LA PLUS BELLE ECOLE DU MONDE 2ième partie : La « Grande » école
par berlens78 le, 18/02/2019Après ces deux années de maternelle, c’était l’envol pour la grande école ; celle des garçons. Les filles avaient leur propre école, en tous points identique à celle des garçons, et se situait face à l’entrée de la maternelle ; ce qui ne devait sans doute rien au hasard (probablement pour qu’elles puissent aller rechercher à la maternelle leurs petits frères et petites sœurs).
La grande école des garçons, on y accédait par un large portail à double battant que le maître de service venait ouvrir le matin et l’après-midi.
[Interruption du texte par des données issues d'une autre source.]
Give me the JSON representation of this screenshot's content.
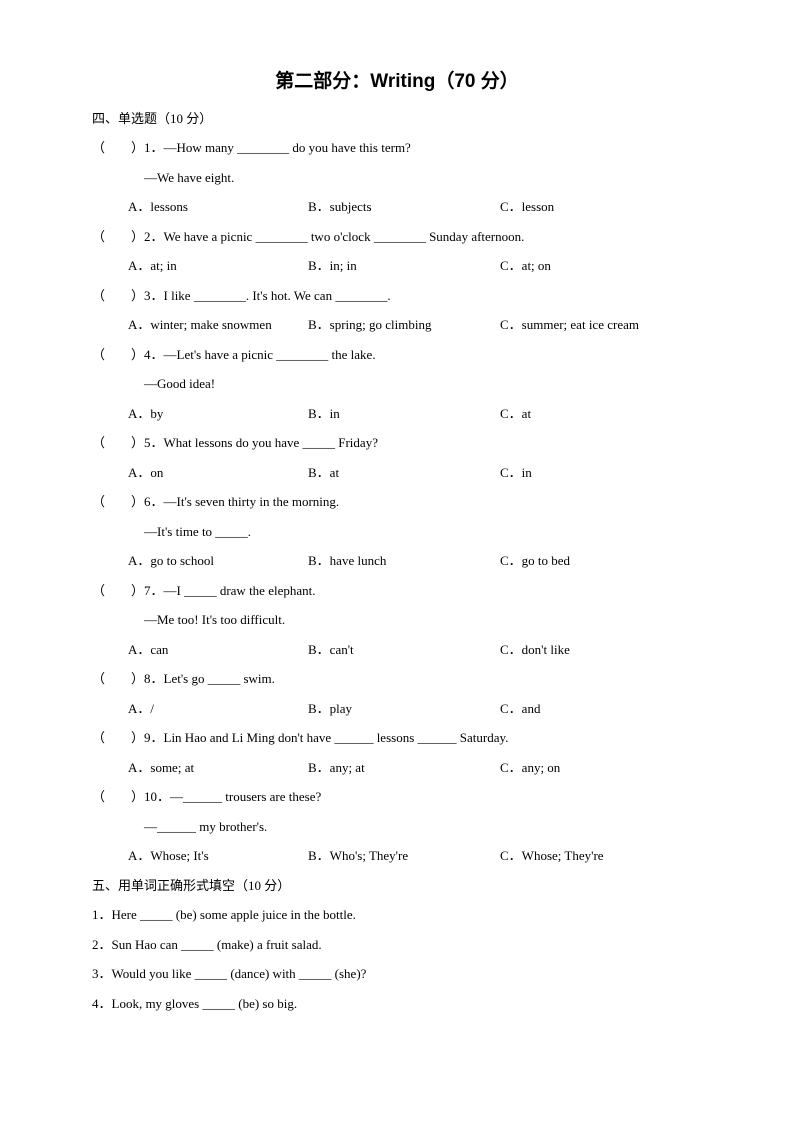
{
  "title": "第二部分：Writing（70 分）",
  "section4": {
    "heading": "四、单选题（10 分）",
    "questions": [
      {
        "num": "（　　）1．",
        "stem": "—How many ________ do you have this term?",
        "stem2": "—We have eight.",
        "a": "A．lessons",
        "b": "B．subjects",
        "c": "C．lesson"
      },
      {
        "num": "（　　）2．",
        "stem": "We have a picnic ________ two o'clock ________ Sunday afternoon.",
        "a": "A．at; in",
        "b": "B．in; in",
        "c": "C．at; on"
      },
      {
        "num": "（　　）3．",
        "stem": "I like ________. It's hot. We can ________.",
        "a": "A．winter; make snowmen",
        "b": "B．spring; go climbing",
        "c": "C．summer; eat ice cream"
      },
      {
        "num": "（　　）4．",
        "stem": "—Let's have a picnic ________ the lake.",
        "stem2": "—Good idea!",
        "a": "A．by",
        "b": "B．in",
        "c": "C．at"
      },
      {
        "num": "（　　）5．",
        "stem": "What lessons do you have _____ Friday?",
        "a": "A．on",
        "b": "B．at",
        "c": "C．in"
      },
      {
        "num": "（　　）6．",
        "stem": "—It's seven thirty in the morning.",
        "stem2": "—It's time to _____.",
        "a": "A．go to school",
        "b": "B．have lunch",
        "c": "C．go to bed"
      },
      {
        "num": "（　　）7．",
        "stem": "—I _____ draw the elephant.",
        "stem2": "—Me too! It's too difficult.",
        "a": "A．can",
        "b": "B．can't",
        "c": "C．don't like"
      },
      {
        "num": "（　　）8．",
        "stem": "Let's go _____ swim.",
        "a": "A．/",
        "b": "B．play",
        "c": "C．and"
      },
      {
        "num": "（　　）9．",
        "stem": "Lin Hao and Li Ming don't have ______ lessons ______ Saturday.",
        "a": "A．some; at",
        "b": "B．any; at",
        "c": "C．any; on"
      },
      {
        "num": "（　　）10．",
        "stem": "—______ trousers are these?",
        "stem2": "—______ my brother's.",
        "a": "A．Whose; It's",
        "b": "B．Who's; They're",
        "c": "C．Whose; They're"
      }
    ]
  },
  "section5": {
    "heading": "五、用单词正确形式填空（10 分）",
    "items": [
      "1．Here  _____  (be) some apple juice in the bottle.",
      "2．Sun Hao can  _____  (make) a fruit salad.",
      "3．Would you like  _____  (dance) with  _____  (she)?",
      "4．Look, my gloves  _____  (be) so big."
    ]
  }
}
Tous les enfants attendaient devant ce portail, pourtant de faible hauteur, mais que personne n’aurait eu l’idée saugrenue de franchir sans autorisation.
Dès que le maître l’ouvrait, les plus grands s’y engouffraient comme un troupeau de chèvres en courant et brayant à tue-tête ; et la cour, si paisible et silencieuse quelques instants auparavant, se remplissait de bruit et de fureur.
Certains couraient, d’autres complotaient sentencieusement dans un coin du préau ; d’autres s’échangeaient des billes et des trésors inestimables. Le matin nous emportions notre cartable (ou carnasse) ; et l’après-midi, notre mallette, sorte de pochette en tissu à carreaux souvent cousue par nos mamans et fermée en haut par un élastique, qui contenait notre goûter : le plus souvent une tartine beurrée coupée en deux repliée sur elle-même et un carré de chocolat Delespaul Havez. Et parfois aussi un fruit, une pomme ou une mandarine, selon la saison.
Après ces retrouvailles matinales, le directeur lançait son grand coup de sifflet et chacun courait se mettre en rang sous le préau avec sa classe. Les maîtres arrivaient, et se mettaient à la manœuvre. Certains étaient gentils, d’autres criaient et nous faisaient peur ; on était soulagés de ne pas être dans leur classe et on avait un regard de compassion pour nos camarades malchanceux.
Mais les gentils étaient les plus nombreux : Mr Quille, Mr Lejeune, Mr Matusjewski, Mr Beulque… Au coup de sifflet, chaque colonne s’ébranlait en silence (enfin on faisait quand même claquer les semelles cloutées de nos bottines pour faire de l’écho sur les structures métalliques qui résonnaient) en empruntant les pistes cimentées et couvertes qui conduisaient, en serpentant et parfois en se croisant, aux bâtiments d’enseignement.
Ils étaient au nombre de 4 et abritaient 10 classes de CP, CE1, CE2, CM1 et CM2 ; et probablement une classe de rattrapage et une autre pour le certificat d’études. Le directeur, Monsieur GORRÉE, résidait dans une espèce de rotonde en briques de verre, à coté du préau, et tous les chemins menant aux bâtiments y convergeaient.
(voir les 3 photos)
Il y avait 3 classes par bâtiment ; et un long couloir tapissé de portes manteaux sur toute sa longueur, les desservait. Chacun se dévêtait dans le couloir en arrivant. Parfois, on était punis et envoyés dans le couloir (dernier avertissement avant l’envoi chez le directeur). On restait là, tout seul, parmi tous ces manteaux et cache nez immobiles, endormis ; et on écoutait derrière les portes ce qui se passait dans les autres classes ; souvent çà criait fort et on n’aurait pas aimé y être.
On restait seul contre le mur, à contempler au travers des grandes baies vitrées la cour étrangement déserte. On apercevait aussi les classes des autres bâtiments avec tous les élèves sagement assis et on se sentait soudain privilégié d’être là tout seul, savourant ce plaisir coupable d’être oublié de tous, se prenant un instant pour l’un de ces héros de cinéma rebelles et fiers, insaisissables.
En se retournant on pouvait contempler les dizaines de vêtements accrochés aux patères. Ainsi seul à l’abri des regards (enfin sauf celui du Bon Dieu qui nous suivait partout) la tentation aurait pu exister. Mais il y avait un tel interdit sur le vol qu’il ne serait venu à l’idée de personne d’aller fouiller dans les poches. Si on volait, on devenait un voleur et la punition était pire que la peine de mort : d’abord, on perdait définitivement toute chance d’aller au Paradis ; le Bon Dieu nous avait rejetés pour l’éternité. Et pour ce qui restait de notre misérable vie sur cette terre, le mot V O L E U R resterait gravé en lettres de sang au milieu du front pour le restant de nos jours. Autant dire que notre vie était finie.